SNO
The Sudbury Neutrino Observatory (SNO) was a neutrino oscillation appearance experiment that demonstrated the conversion of electron flavored solar neutrinos to other active flavors. This observation explains the long-standing solar neutrino problem in which too few electron neutrinos were observed in experiments primarily or solely sensitive to those neutrinos. The SNO results also precisely confirm the understanding of the solar model for neutrino production. A global analysis of these and other solar and reactor neutrino results yields the neutrino mass difference Delta m^2 = 8.0 (+0.6-0.4) X10^-3 eV^2 and mixing angle theta = 33.9 (+2.4-2.2) degrees. Via the neutrino mass-difference constraints, a fairly stringent laboratory limit is placed on the contribution of neutrino mass to the density of the universe.

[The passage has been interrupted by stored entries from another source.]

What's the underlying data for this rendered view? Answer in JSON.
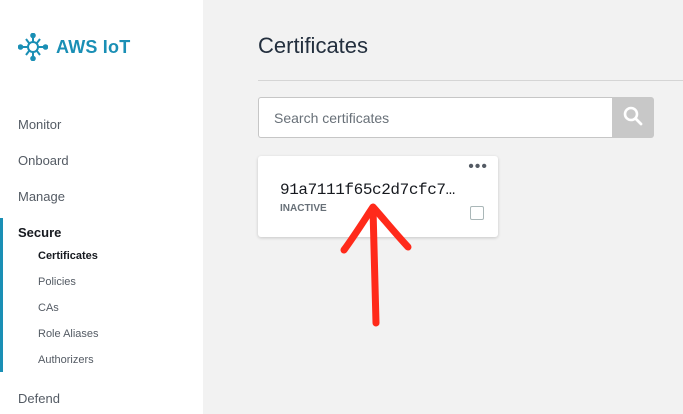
{
  "brand": {
    "name": "AWS IoT",
    "color": "#1a8fb5",
    "icon": "aws-iot-logo-icon"
  },
  "sidebar": {
    "items": [
      {
        "label": "Monitor",
        "active": false
      },
      {
        "label": "Onboard",
        "active": false
      },
      {
        "label": "Manage",
        "active": false
      },
      {
        "label": "Secure",
        "active": true
      },
      {
        "label": "Defend",
        "active": false
      }
    ],
    "secure_subitems": [
      {
        "label": "Certificates",
        "active": true
      },
      {
        "label": "Policies",
        "active": false
      },
      {
        "label": "CAs",
        "active": false
      },
      {
        "label": "Role Aliases",
        "active": false
      },
      {
        "label": "Authorizers",
        "active": false
      }
    ]
  },
  "main": {
    "title": "Certificates",
    "search": {
      "placeholder": "Search certificates",
      "value": "",
      "button_icon": "search-icon"
    },
    "certificates": [
      {
        "id": "91a7111f65c2d7cfc7…",
        "status": "INACTIVE",
        "menu_icon": "more-options-icon",
        "checked": false
      }
    ]
  },
  "annotation": {
    "type": "red-arrow",
    "color": "#ff2a1a",
    "points_to": "certificate-card"
  }
}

First physics data were taken in November of 1999. Phase I of SNO consisted of 306 live days of neutrino data with pure heavy water (D20). Phase II consisted of 391 live days of D20 + 0.2% NaCl. The next phase consists of running with 40 strings of He3/He4 neutron detectors (NCD). Data taking of this phase began in December 2004 and ran through November 2006. With these data, an improved measurement of the total active neutrino flux to a precision comparable to or better than the present has been achieved. Day-night variations in the charged-current flux are a feature of matter-enhancement, and the NCDs will improve the ability to measure them by separating the neutron component from the Cherenkov spectrum.
The SNO collaboration consisted of approximately 130 physicists from 14 insitutions based in 3 countries. The Canadian group comes from UBC, TRIUMF, Carleton, Guelph, Laurentian, Queen's.